Pour arriver à ces résultats, la chercheuse Caroline Despres, a adopté la méthode du testing: coup de fil anonyme à des médecins (ou à leur secrétariat). Et phrase du genre: «Bonjour, je souhaiterais prendre rendez-vous… Je suis bénéficiaire de la CMU, cela ne pose pas de problème ?»
Premier constat de la chercheuse: cette question ne surprend pas les secrétaires. «Dans la très grande majorité des échanges téléphoniques, les secrétariats ont des consignes très claires quant à l’attitude à avoir face à une demande de rendez-vous par des bénéficiaires de la CMU.»
Les réponses, elles, sont très variables, du «oui» sans hésitation, au «non» le plus brutal. Exemples:
- «Non, je ne prends pas les CMU. Je ne peux pas vous parler, je suis en consultation.» Et le praticien raccroche.
- «Ça m’arrange pas… Mais on n’a pas le choix», répond un radiologue. Un autre : «Ben … Moui. Je vais vous prendre. Vous amenez votre attestation.»
- Une secrétaire: «Elle (le médecin, ndlr) prend pas toujours, quelquefois… Je peux lui demander»
Ou à l'inverse, certains médecins s'offusquent qu'on leur pose la question:
- «Prenez-vous les CMU?»
- «Ce serait une honte de refuser. C’est interdit»
Justement, les praticiens ont-ils le droit de refuser des patients ?
Ce que dit le code de la déontologie (art 47), cité dans l'étude :«Hors les cas d'urgence et celui où il manquerait à ses devoirs d'humanité, un médecin a le droit de refuser ses soins pour des raisons professionnelles ou personnelles. Le médecin peut se dégager de sa mission, à condition de ne pas nuire de ce fait à son malade, de fournir au médecin désigné par le patient, les renseignements utiles à la poursuite des soins.»

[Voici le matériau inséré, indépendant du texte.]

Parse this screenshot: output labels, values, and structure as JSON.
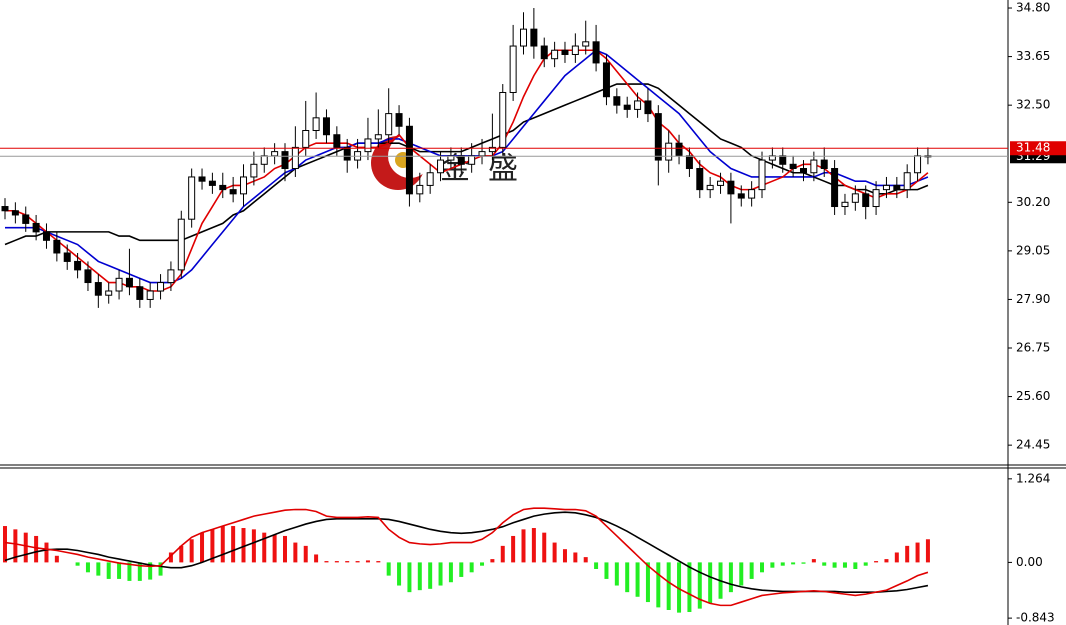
{
  "chart_data": [
    {
      "type": "candlestick",
      "watermark": "金盛",
      "ylim": [
        23.98,
        34.99
      ],
      "yticks": [
        {
          "value": 34.8,
          "label": "34.80"
        },
        {
          "value": 33.65,
          "label": "33.65"
        },
        {
          "value": 32.5,
          "label": "32.50"
        },
        {
          "value": 30.2,
          "label": "30.20"
        },
        {
          "value": 29.05,
          "label": "29.05"
        },
        {
          "value": 27.9,
          "label": "27.90"
        },
        {
          "value": 26.75,
          "label": "26.75"
        },
        {
          "value": 25.6,
          "label": "25.60"
        },
        {
          "value": 24.45,
          "label": "24.45"
        }
      ],
      "hlines": [
        {
          "value": 31.29,
          "color": "#999999",
          "label_bg": "#000000"
        },
        {
          "value": 31.48,
          "color": "#e00000",
          "label_bg": "#e00000"
        }
      ],
      "open": [
        30.1,
        30.0,
        29.9,
        29.7,
        29.5,
        29.3,
        29.0,
        28.8,
        28.6,
        28.3,
        28.0,
        28.1,
        28.4,
        28.2,
        27.9,
        28.1,
        28.3,
        28.6,
        29.8,
        30.8,
        30.7,
        30.6,
        30.5,
        30.4,
        30.8,
        31.1,
        31.3,
        31.4,
        31.0,
        31.5,
        31.9,
        32.2,
        31.8,
        31.5,
        31.2,
        31.4,
        31.7,
        31.8,
        32.3,
        32.0,
        30.4,
        30.6,
        30.9,
        31.2,
        31.3,
        31.1,
        31.3,
        31.4,
        31.5,
        32.8,
        33.9,
        34.3,
        33.9,
        33.6,
        33.8,
        33.7,
        33.9,
        34.0,
        33.5,
        32.7,
        32.5,
        32.4,
        32.6,
        32.3,
        31.2,
        31.6,
        31.3,
        31.0,
        30.5,
        30.6,
        30.7,
        30.4,
        30.3,
        30.5,
        31.2,
        31.3,
        31.1,
        31.0,
        30.9,
        31.2,
        31.0,
        30.1,
        30.2,
        30.4,
        30.1,
        30.5,
        30.6,
        30.5,
        30.9,
        31.3
      ],
      "high": [
        30.3,
        30.2,
        30.1,
        29.9,
        29.7,
        29.5,
        29.2,
        29.0,
        28.8,
        28.5,
        28.3,
        28.6,
        29.1,
        28.4,
        28.3,
        28.5,
        28.8,
        30.0,
        31.0,
        31.0,
        30.9,
        30.9,
        30.8,
        31.1,
        31.4,
        31.5,
        31.6,
        31.6,
        32.0,
        32.6,
        32.8,
        32.4,
        32.0,
        31.7,
        31.7,
        32.2,
        32.4,
        32.9,
        32.5,
        32.2,
        30.9,
        31.1,
        31.4,
        31.5,
        31.5,
        31.6,
        31.7,
        32.3,
        33.0,
        34.4,
        34.7,
        34.8,
        34.1,
        34.0,
        34.0,
        34.2,
        34.5,
        34.4,
        33.7,
        32.9,
        32.7,
        32.8,
        32.9,
        32.5,
        31.9,
        31.8,
        31.5,
        31.2,
        30.8,
        30.9,
        30.9,
        30.6,
        30.7,
        31.4,
        31.5,
        31.5,
        31.3,
        31.2,
        31.4,
        31.5,
        31.2,
        30.4,
        30.6,
        30.6,
        30.7,
        30.8,
        30.8,
        31.1,
        31.5,
        31.5
      ],
      "low": [
        29.8,
        29.7,
        29.5,
        29.3,
        29.1,
        28.8,
        28.6,
        28.4,
        28.1,
        27.7,
        27.8,
        27.9,
        28.0,
        27.7,
        27.7,
        27.9,
        28.1,
        28.4,
        29.6,
        30.5,
        30.4,
        30.3,
        30.2,
        30.1,
        30.6,
        30.9,
        31.1,
        30.7,
        30.8,
        31.3,
        31.7,
        31.6,
        31.3,
        30.9,
        31.0,
        31.2,
        31.5,
        31.6,
        31.8,
        30.1,
        30.2,
        30.4,
        30.7,
        31.0,
        30.9,
        30.9,
        31.1,
        31.2,
        31.3,
        32.6,
        33.7,
        33.6,
        33.4,
        33.4,
        33.5,
        33.5,
        33.7,
        33.3,
        32.5,
        32.3,
        32.2,
        32.2,
        32.1,
        30.6,
        30.9,
        31.1,
        30.8,
        30.3,
        30.3,
        30.4,
        29.7,
        30.1,
        30.1,
        30.3,
        31.0,
        30.9,
        30.8,
        30.7,
        30.7,
        30.8,
        29.9,
        29.9,
        30.0,
        29.8,
        29.9,
        30.3,
        30.3,
        30.3,
        30.7,
        31.1
      ],
      "close": [
        30.0,
        29.9,
        29.7,
        29.5,
        29.3,
        29.0,
        28.8,
        28.6,
        28.3,
        28.0,
        28.1,
        28.4,
        28.2,
        27.9,
        28.1,
        28.3,
        28.6,
        29.8,
        30.8,
        30.7,
        30.6,
        30.5,
        30.4,
        30.8,
        31.1,
        31.3,
        31.4,
        31.0,
        31.5,
        31.9,
        32.2,
        31.8,
        31.5,
        31.2,
        31.4,
        31.7,
        31.8,
        32.3,
        32.0,
        30.4,
        30.6,
        30.9,
        31.2,
        31.3,
        31.1,
        31.3,
        31.4,
        31.5,
        32.8,
        33.9,
        34.3,
        33.9,
        33.6,
        33.8,
        33.7,
        33.9,
        34.0,
        33.5,
        32.7,
        32.5,
        32.4,
        32.6,
        32.3,
        31.2,
        31.6,
        31.3,
        31.0,
        30.5,
        30.6,
        30.7,
        30.4,
        30.3,
        30.5,
        31.2,
        31.3,
        31.1,
        31.0,
        30.9,
        31.2,
        31.0,
        30.1,
        30.2,
        30.4,
        30.1,
        30.5,
        30.6,
        30.5,
        30.9,
        31.3,
        31.29
      ],
      "lines": [
        {
          "color": "#000000",
          "values": [
            29.2,
            29.3,
            29.4,
            29.4,
            29.5,
            29.5,
            29.5,
            29.5,
            29.5,
            29.5,
            29.5,
            29.4,
            29.4,
            29.3,
            29.3,
            29.3,
            29.3,
            29.3,
            29.4,
            29.5,
            29.6,
            29.7,
            29.9,
            30.0,
            30.2,
            30.4,
            30.6,
            30.8,
            31.0,
            31.1,
            31.2,
            31.3,
            31.4,
            31.5,
            31.6,
            31.6,
            31.6,
            31.6,
            31.6,
            31.5,
            31.4,
            31.4,
            31.4,
            31.4,
            31.4,
            31.5,
            31.6,
            31.7,
            31.8,
            31.9,
            32.1,
            32.2,
            32.3,
            32.4,
            32.5,
            32.6,
            32.7,
            32.8,
            32.9,
            33.0,
            33.0,
            33.0,
            33.0,
            32.9,
            32.7,
            32.5,
            32.3,
            32.1,
            31.9,
            31.7,
            31.6,
            31.5,
            31.3,
            31.2,
            31.1,
            31.0,
            30.9,
            30.9,
            30.8,
            30.7,
            30.6,
            30.6,
            30.5,
            30.5,
            30.4,
            30.4,
            30.5,
            30.5,
            30.5,
            30.6
          ]
        },
        {
          "color": "#0000d0",
          "values": [
            29.6,
            29.6,
            29.6,
            29.6,
            29.5,
            29.4,
            29.3,
            29.2,
            29.0,
            28.8,
            28.7,
            28.6,
            28.5,
            28.4,
            28.3,
            28.3,
            28.3,
            28.4,
            28.6,
            28.9,
            29.2,
            29.5,
            29.8,
            30.1,
            30.3,
            30.5,
            30.7,
            30.9,
            31.0,
            31.2,
            31.3,
            31.4,
            31.5,
            31.5,
            31.6,
            31.6,
            31.6,
            31.7,
            31.7,
            31.6,
            31.5,
            31.4,
            31.3,
            31.3,
            31.3,
            31.3,
            31.3,
            31.3,
            31.4,
            31.7,
            32.0,
            32.3,
            32.6,
            32.9,
            33.2,
            33.4,
            33.6,
            33.8,
            33.7,
            33.5,
            33.3,
            33.1,
            32.9,
            32.7,
            32.5,
            32.3,
            32.0,
            31.7,
            31.4,
            31.2,
            31.0,
            30.9,
            30.8,
            30.8,
            30.8,
            30.8,
            30.8,
            30.8,
            30.8,
            30.9,
            30.9,
            30.8,
            30.7,
            30.7,
            30.6,
            30.6,
            30.6,
            30.6,
            30.7,
            30.8
          ]
        },
        {
          "color": "#e00000",
          "values": [
            30.0,
            30.0,
            29.9,
            29.7,
            29.5,
            29.3,
            29.1,
            28.9,
            28.7,
            28.5,
            28.3,
            28.3,
            28.2,
            28.2,
            28.1,
            28.1,
            28.2,
            28.5,
            29.1,
            29.7,
            30.1,
            30.5,
            30.6,
            30.6,
            30.7,
            30.8,
            31.0,
            31.1,
            31.3,
            31.5,
            31.6,
            31.6,
            31.6,
            31.6,
            31.5,
            31.5,
            31.5,
            31.6,
            31.8,
            31.5,
            31.3,
            31.1,
            30.9,
            31.0,
            31.1,
            31.2,
            31.3,
            31.3,
            31.6,
            32.1,
            32.7,
            33.2,
            33.6,
            33.8,
            33.8,
            33.8,
            33.8,
            33.8,
            33.6,
            33.3,
            33.0,
            32.7,
            32.5,
            32.1,
            31.9,
            31.6,
            31.4,
            31.1,
            30.9,
            30.8,
            30.6,
            30.5,
            30.5,
            30.6,
            30.7,
            30.8,
            31.0,
            31.1,
            31.1,
            31.0,
            30.8,
            30.6,
            30.5,
            30.4,
            30.3,
            30.4,
            30.4,
            30.5,
            30.7,
            30.9
          ]
        }
      ]
    },
    {
      "type": "macd",
      "ylim": [
        -0.947,
        1.428
      ],
      "yticks": [
        {
          "value": 1.264,
          "label": "1.264"
        },
        {
          "value": 0,
          "label": "0.00"
        },
        {
          "value": -0.843,
          "label": "-0.843"
        }
      ],
      "pos_color": "#ee1111",
      "neg_color": "#22ee22",
      "values": [
        0.55,
        0.5,
        0.45,
        0.4,
        0.3,
        0.1,
        0.0,
        -0.05,
        -0.15,
        -0.2,
        -0.25,
        -0.25,
        -0.28,
        -0.28,
        -0.26,
        -0.2,
        0.15,
        0.25,
        0.35,
        0.45,
        0.5,
        0.55,
        0.55,
        0.52,
        0.5,
        0.45,
        0.42,
        0.4,
        0.3,
        0.25,
        0.12,
        0.02,
        0.02,
        0.02,
        0.02,
        0.03,
        0.02,
        -0.2,
        -0.35,
        -0.45,
        -0.42,
        -0.4,
        -0.35,
        -0.3,
        -0.22,
        -0.15,
        -0.05,
        0.05,
        0.25,
        0.4,
        0.5,
        0.52,
        0.45,
        0.3,
        0.2,
        0.15,
        0.08,
        -0.1,
        -0.25,
        -0.35,
        -0.45,
        -0.52,
        -0.6,
        -0.68,
        -0.72,
        -0.76,
        -0.75,
        -0.7,
        -0.62,
        -0.55,
        -0.45,
        -0.35,
        -0.25,
        -0.15,
        -0.08,
        -0.05,
        -0.03,
        -0.02,
        0.05,
        -0.05,
        -0.08,
        -0.08,
        -0.1,
        -0.05,
        0.02,
        0.05,
        0.15,
        0.25,
        0.3,
        0.35
      ],
      "lines": [
        {
          "color": "#000000",
          "values": [
            0.03,
            0.08,
            0.12,
            0.16,
            0.19,
            0.2,
            0.2,
            0.18,
            0.15,
            0.12,
            0.08,
            0.05,
            0.02,
            -0.01,
            -0.04,
            -0.06,
            -0.08,
            -0.08,
            -0.05,
            0.0,
            0.06,
            0.12,
            0.18,
            0.24,
            0.3,
            0.36,
            0.42,
            0.48,
            0.53,
            0.58,
            0.62,
            0.65,
            0.66,
            0.66,
            0.66,
            0.66,
            0.66,
            0.65,
            0.62,
            0.58,
            0.54,
            0.5,
            0.47,
            0.45,
            0.44,
            0.45,
            0.47,
            0.5,
            0.54,
            0.6,
            0.65,
            0.7,
            0.73,
            0.75,
            0.76,
            0.75,
            0.72,
            0.68,
            0.62,
            0.55,
            0.47,
            0.38,
            0.29,
            0.2,
            0.11,
            0.02,
            -0.07,
            -0.15,
            -0.22,
            -0.28,
            -0.33,
            -0.37,
            -0.4,
            -0.42,
            -0.43,
            -0.44,
            -0.44,
            -0.44,
            -0.44,
            -0.44,
            -0.44,
            -0.45,
            -0.45,
            -0.45,
            -0.45,
            -0.44,
            -0.43,
            -0.41,
            -0.38,
            -0.35
          ]
        },
        {
          "color": "#e00000",
          "values": [
            0.3,
            0.28,
            0.25,
            0.22,
            0.2,
            0.18,
            0.15,
            0.12,
            0.08,
            0.05,
            0.02,
            -0.01,
            -0.03,
            -0.05,
            -0.06,
            -0.05,
            0.1,
            0.25,
            0.38,
            0.45,
            0.5,
            0.55,
            0.6,
            0.65,
            0.7,
            0.73,
            0.76,
            0.79,
            0.8,
            0.8,
            0.77,
            0.7,
            0.68,
            0.68,
            0.68,
            0.69,
            0.68,
            0.5,
            0.38,
            0.3,
            0.28,
            0.27,
            0.28,
            0.3,
            0.3,
            0.3,
            0.35,
            0.45,
            0.6,
            0.72,
            0.8,
            0.82,
            0.82,
            0.81,
            0.8,
            0.8,
            0.78,
            0.7,
            0.55,
            0.4,
            0.25,
            0.1,
            -0.05,
            -0.18,
            -0.3,
            -0.4,
            -0.48,
            -0.56,
            -0.62,
            -0.65,
            -0.65,
            -0.6,
            -0.55,
            -0.5,
            -0.48,
            -0.46,
            -0.45,
            -0.44,
            -0.43,
            -0.44,
            -0.46,
            -0.48,
            -0.5,
            -0.48,
            -0.45,
            -0.42,
            -0.35,
            -0.28,
            -0.2,
            -0.15
          ]
        }
      ]
    }
  ]
}
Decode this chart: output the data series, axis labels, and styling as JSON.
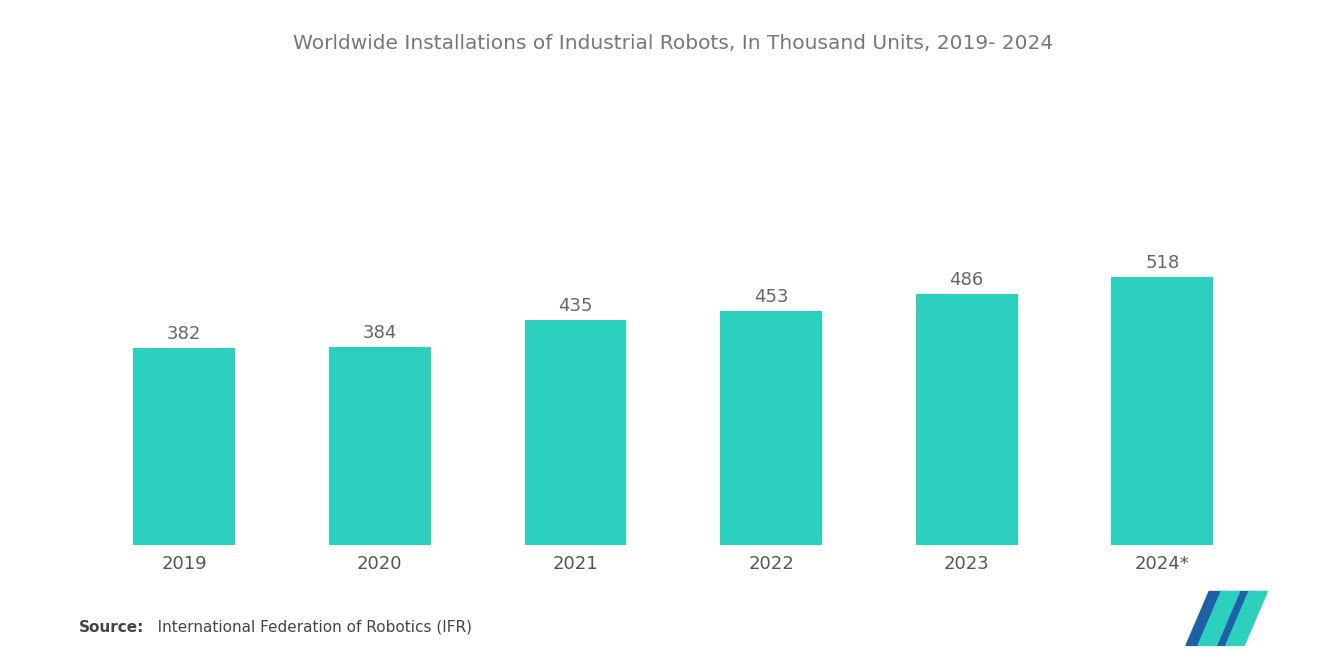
{
  "title": "Worldwide Installations of Industrial Robots, In Thousand Units, 2019- 2024",
  "categories": [
    "2019",
    "2020",
    "2021",
    "2022",
    "2023",
    "2024*"
  ],
  "values": [
    382,
    384,
    435,
    453,
    486,
    518
  ],
  "bar_color": "#2DCFBF",
  "background_color": "#ffffff",
  "title_fontsize": 14.5,
  "label_fontsize": 13,
  "tick_fontsize": 13,
  "source_bold": "Source:",
  "source_rest": "   International Federation of Robotics (IFR)",
  "source_fontsize": 11,
  "ylim": [
    0,
    900
  ],
  "bar_width": 0.52,
  "title_color": "#777777",
  "tick_color": "#555555",
  "value_label_color": "#666666",
  "logo_blue": "#1e5fa6",
  "logo_teal": "#2dcfbf"
}
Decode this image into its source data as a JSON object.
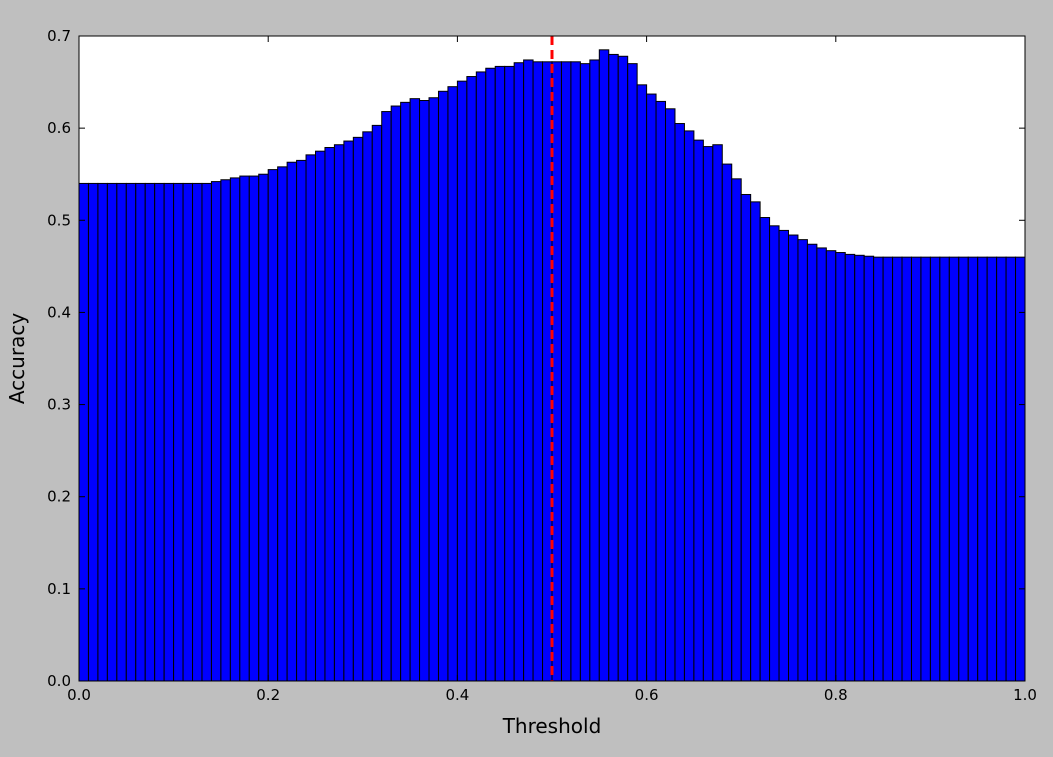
{
  "chart_data": {
    "type": "bar",
    "title": "",
    "xlabel": "Threshold",
    "ylabel": "Accuracy",
    "xlim": [
      0.0,
      1.0
    ],
    "ylim": [
      0.0,
      0.7
    ],
    "xticks": [
      "0.0",
      "0.2",
      "0.4",
      "0.6",
      "0.8",
      "1.0"
    ],
    "yticks": [
      "0.0",
      "0.1",
      "0.2",
      "0.3",
      "0.4",
      "0.5",
      "0.6",
      "0.7"
    ],
    "bar_color": "#0000ff",
    "bar_edge_color": "#000000",
    "reference_line": {
      "x": 0.5,
      "color": "#ff0000",
      "style": "dashed"
    },
    "x": [
      0.0,
      0.01,
      0.02,
      0.03,
      0.04,
      0.05,
      0.06,
      0.07,
      0.08,
      0.09,
      0.1,
      0.11,
      0.12,
      0.13,
      0.14,
      0.15,
      0.16,
      0.17,
      0.18,
      0.19,
      0.2,
      0.21,
      0.22,
      0.23,
      0.24,
      0.25,
      0.26,
      0.27,
      0.28,
      0.29,
      0.3,
      0.31,
      0.32,
      0.33,
      0.34,
      0.35,
      0.36,
      0.37,
      0.38,
      0.39,
      0.4,
      0.41,
      0.42,
      0.43,
      0.44,
      0.45,
      0.46,
      0.47,
      0.48,
      0.49,
      0.5,
      0.51,
      0.52,
      0.53,
      0.54,
      0.55,
      0.56,
      0.57,
      0.58,
      0.59,
      0.6,
      0.61,
      0.62,
      0.63,
      0.64,
      0.65,
      0.66,
      0.67,
      0.68,
      0.69,
      0.7,
      0.71,
      0.72,
      0.73,
      0.74,
      0.75,
      0.76,
      0.77,
      0.78,
      0.79,
      0.8,
      0.81,
      0.82,
      0.83,
      0.84,
      0.85,
      0.86,
      0.87,
      0.88,
      0.89,
      0.9,
      0.91,
      0.92,
      0.93,
      0.94,
      0.95,
      0.96,
      0.97,
      0.98,
      0.99
    ],
    "values": [
      0.54,
      0.54,
      0.54,
      0.54,
      0.54,
      0.54,
      0.54,
      0.54,
      0.54,
      0.54,
      0.54,
      0.54,
      0.54,
      0.54,
      0.542,
      0.544,
      0.546,
      0.548,
      0.548,
      0.55,
      0.555,
      0.558,
      0.563,
      0.565,
      0.571,
      0.575,
      0.579,
      0.582,
      0.586,
      0.59,
      0.596,
      0.603,
      0.618,
      0.624,
      0.628,
      0.632,
      0.63,
      0.633,
      0.64,
      0.645,
      0.651,
      0.656,
      0.661,
      0.665,
      0.667,
      0.667,
      0.671,
      0.674,
      0.672,
      0.672,
      0.672,
      0.672,
      0.672,
      0.67,
      0.674,
      0.685,
      0.68,
      0.678,
      0.67,
      0.647,
      0.637,
      0.629,
      0.621,
      0.605,
      0.597,
      0.587,
      0.58,
      0.582,
      0.561,
      0.545,
      0.528,
      0.52,
      0.503,
      0.494,
      0.489,
      0.484,
      0.479,
      0.474,
      0.47,
      0.467,
      0.465,
      0.463,
      0.462,
      0.461,
      0.46,
      0.46,
      0.46,
      0.46,
      0.46,
      0.46,
      0.46,
      0.46,
      0.46,
      0.46,
      0.46,
      0.46,
      0.46,
      0.46,
      0.46,
      0.46
    ]
  }
}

Pourquoi ces refus de soin?
C'est le deuxième objectif de cette enquête: «Etablir les déterminants du refus de soins». Autrement dit, pourquoi certains praticiens refusent-ils de soigner les bénéficiaires de la CMU ?
«Pour des raisons économiques», répondent-ils. La loi interdit les praticiens de secteur 2 d'appliquer des dépassements d’honoraires lorsqu'ils soignent un bénéficiaire de CMU. Et les dentistes doivent respecter un tarif plafonné pour les prothèses dentaires.
Par ailleurs, de nombreux médecins avancent le problème de la «paperasse»: les CMU bénéficient du «tiers payant intégral», ce qui signifie que le paiement de leurs soins est effectué directement par l’assurance maladie. Des médecins se plaignent souvent des retards et des erreurs des caisses en la matière.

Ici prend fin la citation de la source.